The above freedoms are all guaranteed by the GDPR. It is for this reason that you need to make sure that your business has the correct software in place in order to ensure GDPR compliance.

72 hours limit on the reporting of data breaches

A requirement of the GDPR is that all data breaches must be reported to the relevant authorities within a maximum of 72 hours. The clock on the 72 hours starts “ticking”, so to speak, at the point when the business could reasonably be expected to have noticed that a breach had taken place. Your business needs to ensure that it is using the correct software and systems to guarantee that it can rapidly and effectively verify if a data breach has occurred. As long as a business is capable of doing this, it should be compliant with this part of the GDPR.

Clearly, GDPR compliance software upgrades are of the utmost importance. You must make sure that your company has all of the correct software in place, in order to ensure that all of its processes comply with the GDPR. This should include the ability to analyse data so as to ensure that your company processes nothing but data that is accurate, relevant to its purposes and still entitled to process.
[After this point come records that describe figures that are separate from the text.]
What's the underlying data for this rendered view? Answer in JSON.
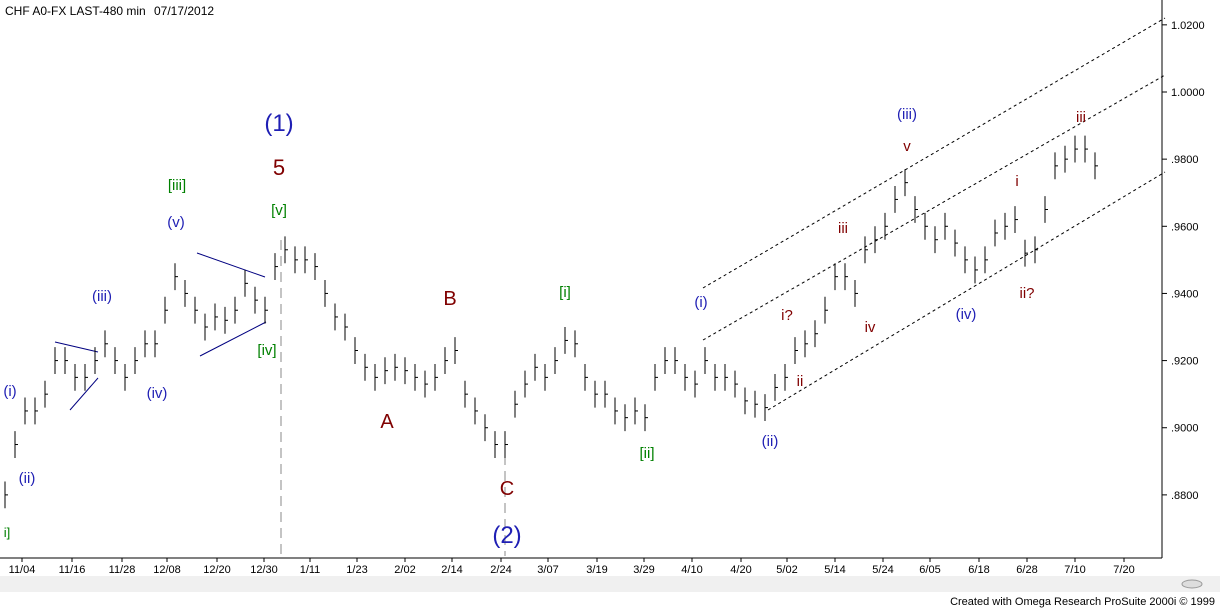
{
  "chart_data": {
    "type": "ohlc",
    "title": "CHF A0-FX LAST-480 min",
    "date": "07/17/2012",
    "footer": "Created with Omega Research ProSuite 2000i © 1999",
    "color": "#000000",
    "xlim": [
      -0.5,
      115.7
    ],
    "xticks": [
      {
        "value": 1.7,
        "label": "11/04"
      },
      {
        "value": 6.7,
        "label": "11/16"
      },
      {
        "value": 11.7,
        "label": "11/28"
      },
      {
        "value": 16.2,
        "label": "12/08"
      },
      {
        "value": 21.2,
        "label": "12/20"
      },
      {
        "value": 25.9,
        "label": "12/30"
      },
      {
        "value": 30.5,
        "label": "1/11"
      },
      {
        "value": 35.2,
        "label": "1/23"
      },
      {
        "value": 40,
        "label": "2/02"
      },
      {
        "value": 44.7,
        "label": "2/14"
      },
      {
        "value": 49.6,
        "label": "2/24"
      },
      {
        "value": 54.3,
        "label": "3/07"
      },
      {
        "value": 59.2,
        "label": "3/19"
      },
      {
        "value": 63.9,
        "label": "3/29"
      },
      {
        "value": 68.7,
        "label": "4/10"
      },
      {
        "value": 73.6,
        "label": "4/20"
      },
      {
        "value": 78.2,
        "label": "5/02"
      },
      {
        "value": 83,
        "label": "5/14"
      },
      {
        "value": 87.8,
        "label": "5/24"
      },
      {
        "value": 92.5,
        "label": "6/05"
      },
      {
        "value": 97.4,
        "label": "6/18"
      },
      {
        "value": 102.2,
        "label": "6/28"
      },
      {
        "value": 107,
        "label": "7/10"
      },
      {
        "value": 111.9,
        "label": "7/20"
      }
    ],
    "ylim": [
      0.8612,
      1.0274
    ],
    "yticks": [
      {
        "value": 0.88,
        "label": ".8800"
      },
      {
        "value": 0.9,
        "label": ".9000"
      },
      {
        "value": 0.92,
        "label": ".9200"
      },
      {
        "value": 0.94,
        "label": ".9400"
      },
      {
        "value": 0.96,
        "label": ".9600"
      },
      {
        "value": 0.98,
        "label": ".9800"
      },
      {
        "value": 1.0,
        "label": "1.0000"
      },
      {
        "value": 1.02,
        "label": "1.0200"
      }
    ],
    "high": [
      0.884,
      0.899,
      0.909,
      0.909,
      0.914,
      0.924,
      0.924,
      0.919,
      0.919,
      0.924,
      0.929,
      0.924,
      0.919,
      0.924,
      0.929,
      0.929,
      0.939,
      0.949,
      0.944,
      0.939,
      0.934,
      0.937,
      0.936,
      0.939,
      0.947,
      0.942,
      0.939,
      0.952,
      0.957,
      0.954,
      0.954,
      0.952,
      0.944,
      0.937,
      0.934,
      0.927,
      0.922,
      0.919,
      0.921,
      0.922,
      0.921,
      0.919,
      0.917,
      0.919,
      0.924,
      0.927,
      0.914,
      0.909,
      0.904,
      0.899,
      0.899,
      0.911,
      0.917,
      0.922,
      0.919,
      0.924,
      0.93,
      0.929,
      0.919,
      0.914,
      0.914,
      0.909,
      0.907,
      0.909,
      0.907,
      0.919,
      0.924,
      0.924,
      0.919,
      0.917,
      0.924,
      0.919,
      0.919,
      0.917,
      0.912,
      0.911,
      0.91,
      0.916,
      0.919,
      0.927,
      0.929,
      0.932,
      0.939,
      0.949,
      0.949,
      0.944,
      0.957,
      0.96,
      0.964,
      0.972,
      0.977,
      0.969,
      0.964,
      0.96,
      0.964,
      0.959,
      0.954,
      0.951,
      0.954,
      0.962,
      0.964,
      0.966,
      0.956,
      0.957,
      0.969,
      0.982,
      0.984,
      0.987,
      0.987,
      0.982
    ],
    "low": [
      0.876,
      0.891,
      0.901,
      0.901,
      0.906,
      0.916,
      0.916,
      0.911,
      0.911,
      0.916,
      0.921,
      0.916,
      0.911,
      0.916,
      0.921,
      0.921,
      0.931,
      0.941,
      0.936,
      0.931,
      0.926,
      0.929,
      0.928,
      0.931,
      0.939,
      0.934,
      0.931,
      0.944,
      0.949,
      0.946,
      0.946,
      0.944,
      0.936,
      0.929,
      0.926,
      0.919,
      0.914,
      0.911,
      0.913,
      0.914,
      0.913,
      0.911,
      0.909,
      0.911,
      0.916,
      0.919,
      0.906,
      0.901,
      0.896,
      0.891,
      0.891,
      0.903,
      0.909,
      0.914,
      0.911,
      0.916,
      0.922,
      0.921,
      0.911,
      0.906,
      0.906,
      0.901,
      0.899,
      0.901,
      0.899,
      0.911,
      0.916,
      0.916,
      0.911,
      0.909,
      0.916,
      0.911,
      0.911,
      0.909,
      0.904,
      0.903,
      0.902,
      0.908,
      0.911,
      0.919,
      0.921,
      0.924,
      0.931,
      0.941,
      0.941,
      0.936,
      0.949,
      0.952,
      0.956,
      0.964,
      0.969,
      0.961,
      0.956,
      0.952,
      0.956,
      0.951,
      0.946,
      0.943,
      0.946,
      0.954,
      0.956,
      0.958,
      0.948,
      0.949,
      0.961,
      0.974,
      0.976,
      0.979,
      0.979,
      0.974
    ],
    "close": [
      0.88,
      0.895,
      0.905,
      0.905,
      0.91,
      0.92,
      0.92,
      0.915,
      0.915,
      0.92,
      0.925,
      0.92,
      0.915,
      0.92,
      0.925,
      0.925,
      0.935,
      0.945,
      0.94,
      0.935,
      0.93,
      0.933,
      0.932,
      0.935,
      0.943,
      0.938,
      0.935,
      0.948,
      0.953,
      0.95,
      0.95,
      0.948,
      0.94,
      0.933,
      0.93,
      0.923,
      0.918,
      0.915,
      0.917,
      0.918,
      0.917,
      0.915,
      0.913,
      0.915,
      0.92,
      0.923,
      0.91,
      0.905,
      0.9,
      0.895,
      0.895,
      0.907,
      0.913,
      0.918,
      0.915,
      0.92,
      0.926,
      0.925,
      0.915,
      0.91,
      0.91,
      0.905,
      0.903,
      0.905,
      0.903,
      0.915,
      0.92,
      0.92,
      0.915,
      0.913,
      0.92,
      0.915,
      0.915,
      0.913,
      0.908,
      0.907,
      0.906,
      0.912,
      0.915,
      0.923,
      0.925,
      0.928,
      0.935,
      0.945,
      0.945,
      0.94,
      0.953,
      0.956,
      0.96,
      0.968,
      0.973,
      0.965,
      0.96,
      0.956,
      0.96,
      0.955,
      0.95,
      0.947,
      0.95,
      0.958,
      0.96,
      0.962,
      0.952,
      0.953,
      0.965,
      0.978,
      0.98,
      0.983,
      0.983,
      0.978
    ],
    "annotations": [
      {
        "text": "i]",
        "color": "#008000"
      },
      {
        "text": "(i)",
        "color": "#1f1fb4"
      },
      {
        "text": "(ii)",
        "color": "#1f1fb4"
      },
      {
        "text": "(iii)",
        "color": "#1f1fb4"
      },
      {
        "text": "(iv)",
        "color": "#1f1fb4"
      },
      {
        "text": "(v)",
        "color": "#1f1fb4"
      },
      {
        "text": "[iii]",
        "color": "#008000"
      },
      {
        "text": "(1)",
        "color": "#1f1fb4"
      },
      {
        "text": "5",
        "color": "#800000"
      },
      {
        "text": "[v]",
        "color": "#008000"
      },
      {
        "text": "[iv]",
        "color": "#008000"
      },
      {
        "text": "B",
        "color": "#800000"
      },
      {
        "text": "A",
        "color": "#800000"
      },
      {
        "text": "C",
        "color": "#800000"
      },
      {
        "text": "(2)",
        "color": "#1f1fb4"
      },
      {
        "text": "[i]",
        "color": "#008000"
      },
      {
        "text": "[ii]",
        "color": "#008000"
      },
      {
        "text": "(i)",
        "color": "#1f1fb4"
      },
      {
        "text": "(ii)",
        "color": "#1f1fb4"
      },
      {
        "text": "i?",
        "color": "#800000"
      },
      {
        "text": "ii",
        "color": "#800000"
      },
      {
        "text": "iii",
        "color": "#800000"
      },
      {
        "text": "iv",
        "color": "#800000"
      },
      {
        "text": "(iii)",
        "color": "#1f1fb4"
      },
      {
        "text": "v",
        "color": "#800000"
      },
      {
        "text": "(iv)",
        "color": "#1f1fb4"
      },
      {
        "text": "i",
        "color": "#800000"
      },
      {
        "text": "ii?",
        "color": "#800000"
      },
      {
        "text": "iii",
        "color": "#800000"
      }
    ]
  }
}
Remember that it is not just as simple as updating your software either. Your business must also make sure that its staff have been fully informed of the impact of the GDPR. Almost all employees have a role to play in ensuring that the business remains GDPR compliant. Making sure that this happens, together with updating or replacing software will help assist your company to comply with the the GDPR. Ultimately, this should help to protect your business from the significant fines and sanctions that failure to respect the GDPR may attract.